Optimist: Grüß Sie Herr Nörgler, Sie am Weihnachtsmarkt, was bringt Sie hierher? Sind Sie vielleicht doch noch vom Weihnachtsfieber erfasst worden?
Nörgler: Amüsant, wie manche Menschen ihren Optimismus nicht aufgeben. Was sollte ausgerechnet mich dazu veranlassen, weihnachtlich gestimmt zu sein?
Optimist: Na ja, was würden Sie sonst hier auf dem Weihnachtsmarkt machen?
Nörgler: Sehen Sie, ich betreibe hier meine Studien der Menschheit, die ja, auch wenn ich es jedes Mal nicht glauben kann, auf diesen Märkten immer ihre absolute Niedrigkeit zum Besten geben.
Optimist: Bitte, wie immer übertreiben Sie, Herr Nörgler, auf diesen Weihnachtsmärkten kommt doch auch sehr die Liebe und die innere Wärme zum Tragen.
Nörgler: Ja, manche kehren richtiggehend ihr Innerstes nach außen, vor allem die, die zu viel Punsch gsoffen haben. Ansonsten ergeht man sich in Kaufrausch und nimmt sämtlichen Ramsch um viel Geld, den man unterm Jahr nicht einmal dann nehmen würde, wenn man ihn nachgeschmissen bekommt.
Optimist: Da sind doch süße Sachen dabei, Kriperln, Sterndln….
Nörgler: Und sonstiger Kitsch.
Optimist: Das Beisammenstehen an den Punschständen fördert die Kommunikation…
Nörgler: Und die Gespräche bei dieser Kommunikation fördern den Punschpegel, ein Teufelskreis, von dem hauptsächlich die Verkäufer des Punsches profitieren.
Optimist: Sicher gibt es da immer wieder seltsame Sachen, aber die Grundidee ist positiv, wie auch die Grundidee von Weihnachten durchaus positiv ist.
Nörgler: Die Grundidee… ja, die Grundidee ist aber auch bei Christentum, Islam, Kommunismus, Liberalismus, etc. durchaus positiv. Aber es ist nicht die Grundidee mit denen die Leute in der Realität konfrontiert werden.
Optimist: Warum sträuben Sie sich so gegen dieses Fest der Liebe?

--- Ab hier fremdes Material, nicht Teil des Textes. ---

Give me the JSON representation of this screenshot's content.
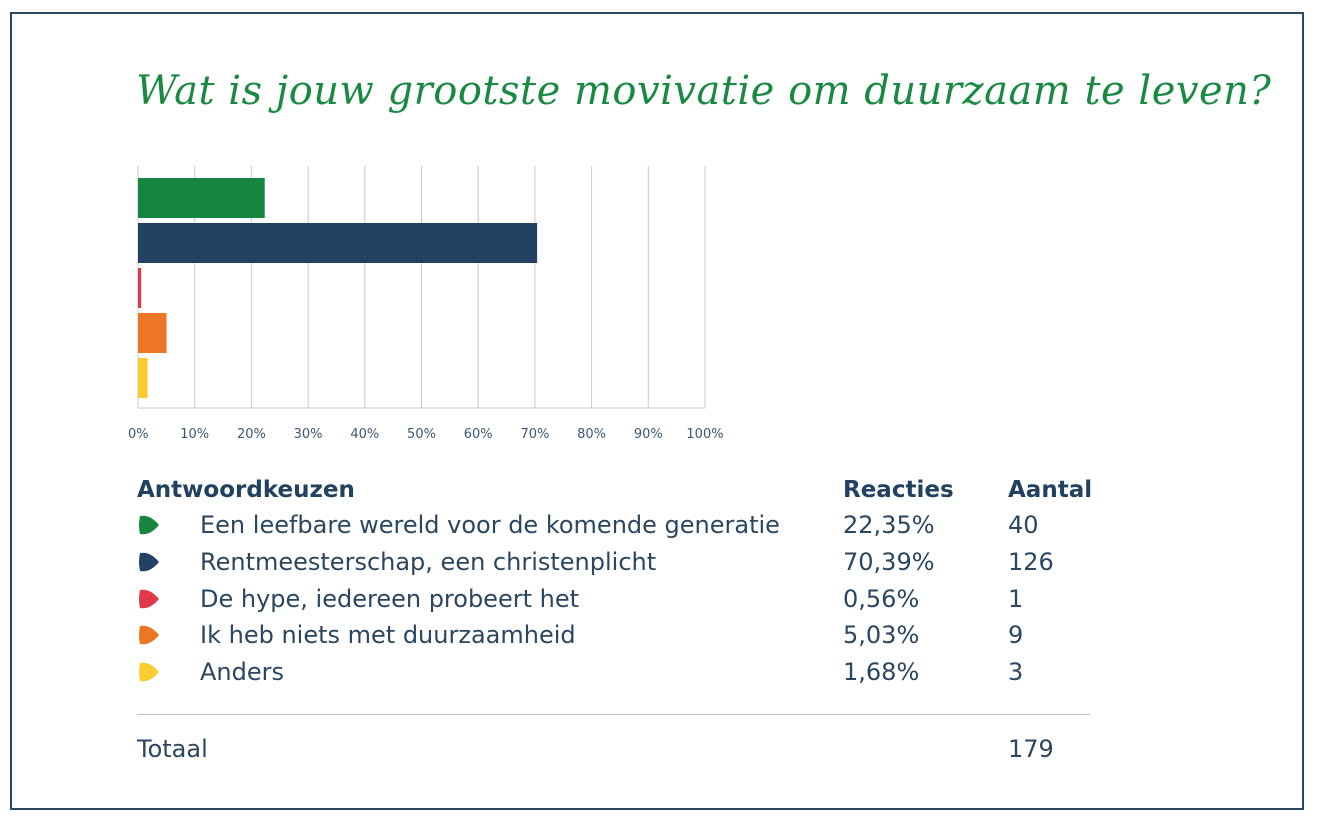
{
  "title": "Wat is jouw grootste movivatie om duurzaam te leven?",
  "chart_data": {
    "type": "bar",
    "orientation": "horizontal",
    "categories": [
      "Een leefbare wereld voor de komende generatie",
      "Rentmeesterschap, een christenplicht",
      "De hype, iedereen probeert het",
      "Ik heb niets met duurzaamheid",
      "Anders"
    ],
    "values": [
      22.35,
      70.39,
      0.56,
      5.03,
      1.68
    ],
    "colors": [
      "#15853f",
      "#234163",
      "#e03a4a",
      "#ec7623",
      "#fbcc2e"
    ],
    "xlim": [
      0,
      100
    ],
    "xticks": [
      "0%",
      "10%",
      "20%",
      "30%",
      "40%",
      "50%",
      "60%",
      "70%",
      "80%",
      "90%",
      "100%"
    ],
    "grid": true
  },
  "table": {
    "headers": {
      "choice": "Antwoordkeuzen",
      "responses": "Reacties",
      "count": "Aantal"
    },
    "rows": [
      {
        "label": "Een leefbare wereld voor de komende generatie",
        "pct": "22,35%",
        "count": "40"
      },
      {
        "label": "Rentmeesterschap, een christenplicht",
        "pct": "70,39%",
        "count": "126"
      },
      {
        "label": "De hype, iedereen probeert het",
        "pct": "0,56%",
        "count": "1"
      },
      {
        "label": "Ik heb niets met duurzaamheid",
        "pct": "5,03%",
        "count": "9"
      },
      {
        "label": "Anders",
        "pct": "1,68%",
        "count": "3"
      }
    ],
    "total_label": "Totaal",
    "total_count": "179"
  }
}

Nörgler: Weil doch genau das der Punkt ist, wir brauchen ein Fest der Liebe um einmal im Jahr einen Grund oder besser eine Ausrede zu haben, Akte der Solidarität zu setzen, die eigentlich Basis für das Zusammenleben der Menschen sein sollten. Und nicht einmal da gelingt es den Menschen, sich einmal halbwegs zivilisiert einander gegenüber zu verhalten, die Welt versinkt im Kaufrausch, Wirtschaftsleute verdienen sich deppert, die Politiker schnüren Belastungspakete und sprechen vom Fest der Liebe, und die Leute so wie du und ich messen die gegenseitige Liebe an den Geschenken, die sie einander bringen. Die Menschen sind definitiv nicht reif für ein Fest der Liebe.
Optimist: Aber wollen Sie es denn immer allen zerstören? Liegt Ihnen so viel daran, dass Sie den Menschen das bisschen Rest an Hoffnung auch noch zertrümmern?
Nörgler: Sie sind doch der Optimist. Wenn dieses Fest so hoffnungsvoll ist, warum lassen Sie es sich zertrümmern.
Optimist: Das habe ich nicht vor mein Bester. Frohe Weihnachten!
Nörgler: Wenn Ihnen dann besser ist. Frohe Weihnachten! Ein größeres Geschenk, als Ihnen das zu sagen, kann ich Ihnen nicht geben.